隣にいるシアンとエストスは全く気にしていないようなので、俺もそこには触れないようにすることに決めた。
「それで報酬金を貰いたいんですけど」
「はい! ただいまお持ちいたします!」
お姉さんがあまりにも元気よく声を出すものだから、今までもちらちら向けられていた視線の全てが俺に集まる。
止めてくれ。俺は注目されるのに慣れてないんだ。
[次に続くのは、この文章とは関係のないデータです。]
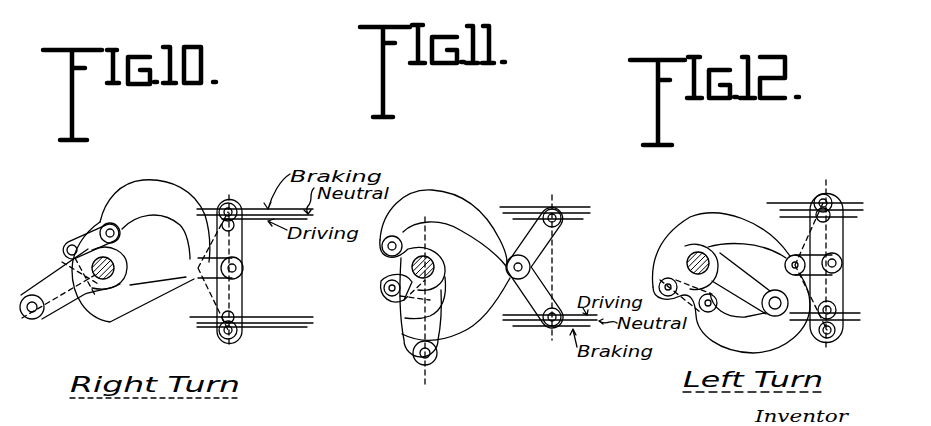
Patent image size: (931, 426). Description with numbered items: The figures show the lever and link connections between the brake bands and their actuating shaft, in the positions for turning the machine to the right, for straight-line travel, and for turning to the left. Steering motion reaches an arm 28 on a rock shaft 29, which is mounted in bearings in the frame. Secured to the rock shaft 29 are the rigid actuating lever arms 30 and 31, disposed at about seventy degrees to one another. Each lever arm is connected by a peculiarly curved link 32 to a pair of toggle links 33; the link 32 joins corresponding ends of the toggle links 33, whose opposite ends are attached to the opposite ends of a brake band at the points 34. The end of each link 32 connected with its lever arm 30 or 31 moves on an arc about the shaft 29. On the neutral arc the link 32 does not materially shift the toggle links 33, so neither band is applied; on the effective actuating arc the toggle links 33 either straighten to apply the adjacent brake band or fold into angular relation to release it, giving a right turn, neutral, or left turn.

In FIG. 10, the arm 28 is at (54, 302).
In FIG. 11, the arm 28 is at (415, 327).
In FIG. 12, the arm 28 is at (742, 278).
In FIG. 10, the rock shaft 29 is at (124, 262).
In FIG. 11, the rock shaft 29 is at (437, 265).
In FIG. 12, the rock shaft 29 is at (688, 257).
In FIG. 10, the actuating lever arm 30 is at (104, 228).
In FIG. 11, the actuating lever arm 30 is at (438, 228).
In FIG. 10, the actuating lever arm 31 is at (60, 252).
In FIG. 11, the actuating lever arm 31 is at (386, 279).
In FIG. 10, the link 32 is at (150, 183).
In FIG. 11, the link 32 is at (472, 215).
In FIG. 12, the link 32 is at (737, 227).
In FIG. 10, the toggle links 33 is at (246, 245).
In FIG. 11, the toggle links 33 is at (540, 297).
In FIG. 12, the toggle links 33 is at (805, 232).
In FIG. 10, the point of attachment of toggle links to brake band 34 is at (226, 203).
In FIG. 11, the point of attachment of toggle links to brake band 34 is at (563, 213).
In FIG. 12, the point of attachment of toggle links to brake band 34 is at (825, 256).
しかもこのクエストは実質シアンのおかげで達成したようなもんだし、全然素直に喜べないぞ。
そんなことを考えているうちに、大きな布の袋を担いだお姉さんが走ってくる。
「お待たせいたしました! こちらが報酬金です!」
山の様な硬貨が入った袋を俺はお姉さんから受け取り、リュックサックに詰め込んだ。
やはりかなりの大金なおかげで、硬貨の入った布と魔道書だけでもう他には何も入らないほどにパンパンになっていた。
それにしても、クエストを受ける前はあんなに不審そうな顔をしていたのに急にここまで態度が変わると笑えてくる。
「ハヤトー。シアンはハラペコだぁー」
「分かった分かった。すぐに飯を食べに行こうか」
エストスもそれでよい、というよりもさっさと飯を食わせろとでも言いたげな顔でこっちを見てきているので早速俺たちは飯を食べに行くことにした。
やってきたのは、俺がクエストを受ける前に目に入った飲食店、『食事処 夢郷』というところだ。選んだことに特別な理由はないが、言うなればレンガ造りの建造物が多い中、こじんまりとした木造の外見に安心感を覚えたからだろう。落ち着いた雰囲気が好きな俺には丁度いいと思った。
俺は木製のドアを開けた。
中も案の定質素な木製の家具が並んでいた。店内の席は一五程度しかなく、客は俺たち以外には誰もいなかった。
よかった。落ち着いて飯が食えそうだ。なんだかんだでこの世界に来てからのんびりできる時間がなかったので丁度いい…………と、思ったのだが、
「ヘイヘイ! いらっしゃいなのです! ささ、座ってくださいなのです!」
店内の様子とは明らかに不釣り合いな少女が、元気良く俺たちを出迎えてくれた。
……あれ?
落ち着いた雰囲気がいいと思ったのに最初からなんか違うぞ。
「どうしたなのですか、そんなに私の顔を見て。……ハッ!? ちょっとちょっとお兄さん! 私がいくら可愛いからってそんなに見つめる必要なんてないなのですよ」
なぜかモジモジし始めたのはおそらくこの店の店員なのだろう。ピンクの短髪にくりくりとした丸い瞳。中学生くらいの華奢で小柄な体のはずなのに胸だけは大きいまさに美少女な彼女は、木造建築から異常に浮いたピンク色の派手なメイド服を着ていた。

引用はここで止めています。